A large hazy venus shines three quarters illuminated, gasses crossing the surface as blurred stripes.

It's not every day that NASA approaches an artist and asks which planet they'd like to beam their art to. 

Recently, NASA collaborated with Grammy-winning rapper, singer, and songwriter Missy Elliott to send her song "The Rain (Supa Dupa Fly)" to Venus, Elliott's favorite planet. "I chose Venus because it symbolizes strength, beauty and empowerment and I am so humbled to have the opportunity to share my art and my message with the universe!" Elliott said in a statement.

The song was transmitted across 158 million miles (254 million kilometers) at the speed of light by NASA's DSN (Deep Space Network); the journey took about 14 minutes to complete. More specifically, it was transmitted by the Deep Space Station 13 (DSS-13) radio dish antenna at the DSN's Goldstone Deep Space Communications Complex in California. Fittingly, the station's nickname is "Venus."

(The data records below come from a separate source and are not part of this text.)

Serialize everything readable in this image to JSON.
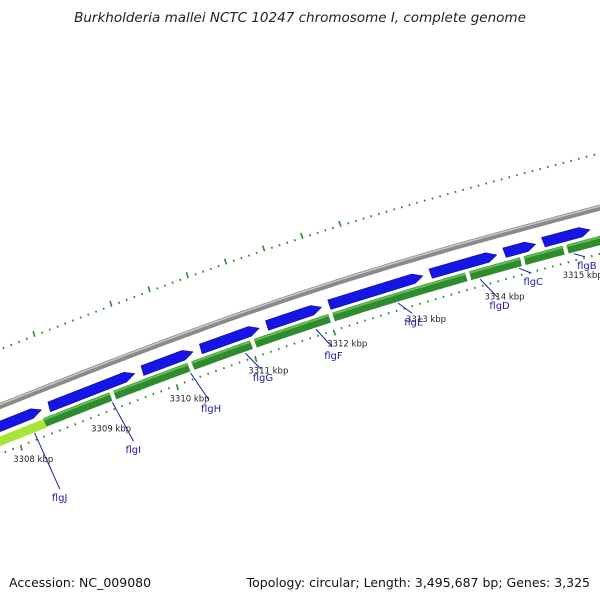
{
  "title": "Burkholderia mallei NCTC 10247 chromosome I, complete genome",
  "footer": {
    "accession": "Accession: NC_009080",
    "topology": "Topology: circular; Length: 3,495,687 bp; Genes: 3,325"
  },
  "colors": {
    "backbone": "#8a8a8a",
    "forward_strand": "#1515e6",
    "reverse_strand": "#2e8b2e",
    "highlight": "#a6e639",
    "ticks": "#2e8b2e",
    "labels": "#1a1aa6"
  },
  "scale_ticks": [
    {
      "label": "3308 kbp",
      "pos": 0.0
    },
    {
      "label": "3309 kbp",
      "pos": 1.0
    },
    {
      "label": "3310 kbp",
      "pos": 2.0
    },
    {
      "label": "3311 kbp",
      "pos": 3.0
    },
    {
      "label": "3312 kbp",
      "pos": 4.0
    },
    {
      "label": "3313 kbp",
      "pos": 5.0
    },
    {
      "label": "3314 kbp",
      "pos": 6.0
    },
    {
      "label": "3315 kbp",
      "pos": 7.0
    }
  ],
  "genes": [
    {
      "name": "flgJ",
      "pos": 0.2
    },
    {
      "name": "flgI",
      "pos": 1.2
    },
    {
      "name": "flgH",
      "pos": 2.2
    },
    {
      "name": "flgG",
      "pos": 2.9
    },
    {
      "name": "flgF",
      "pos": 3.8
    },
    {
      "name": "flgE",
      "pos": 4.85
    },
    {
      "name": "flgD",
      "pos": 5.9
    },
    {
      "name": "flgC",
      "pos": 6.4
    },
    {
      "name": "flgB",
      "pos": 7.1
    }
  ]
}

"Both space exploration and Missy Elliott's art have been about pushing boundaries," Brittany Brown, director of NASA's Digital and Technology Division, said in a statement. "Missy has a track record of infusing space-centric storytelling and futuristic visuals in her music videos so the opportunity to collaborate on something out of this world is truly fitting."

Related: 'Simple Relativities (Your Imagination)': Why I made this Albert Einstein homage music video

Music has long been a part of NASA missions, but it has usually been transmitted a bit more traditionally. The twin Voyager spacecraft, for instance, are each carrying music on their respective Golden Record. And astronauts often bring instruments up to the International Space Station (ISS), from Walter Schirra and Tom Stafford, who played "Jingle Bells" with a harmonica and bells in 1965, to Chris Hadfield, who sang and played guitar in his viral "Space Oddity" music video in 2013.

But beaming music into space is something of a rarity for NASA — Elliott's song is only the second song to be transmitted in such a method. The first occurred in 2008, when NASA's Deep Space Network sent the Beatles' "Across the Universe" toward Polaris, the North Star

There's likely more beaming to come, though — but not just of music. Just last month, NASA used lasers to beam images and videos of employees' pets to the International Space Station. And before that, NASA sent a video of the orange tabby cat Taters from its Psyche spacecraft back to Earth.

If there are aliens out there tuning in to all our transmissions, they're sure in for a treat.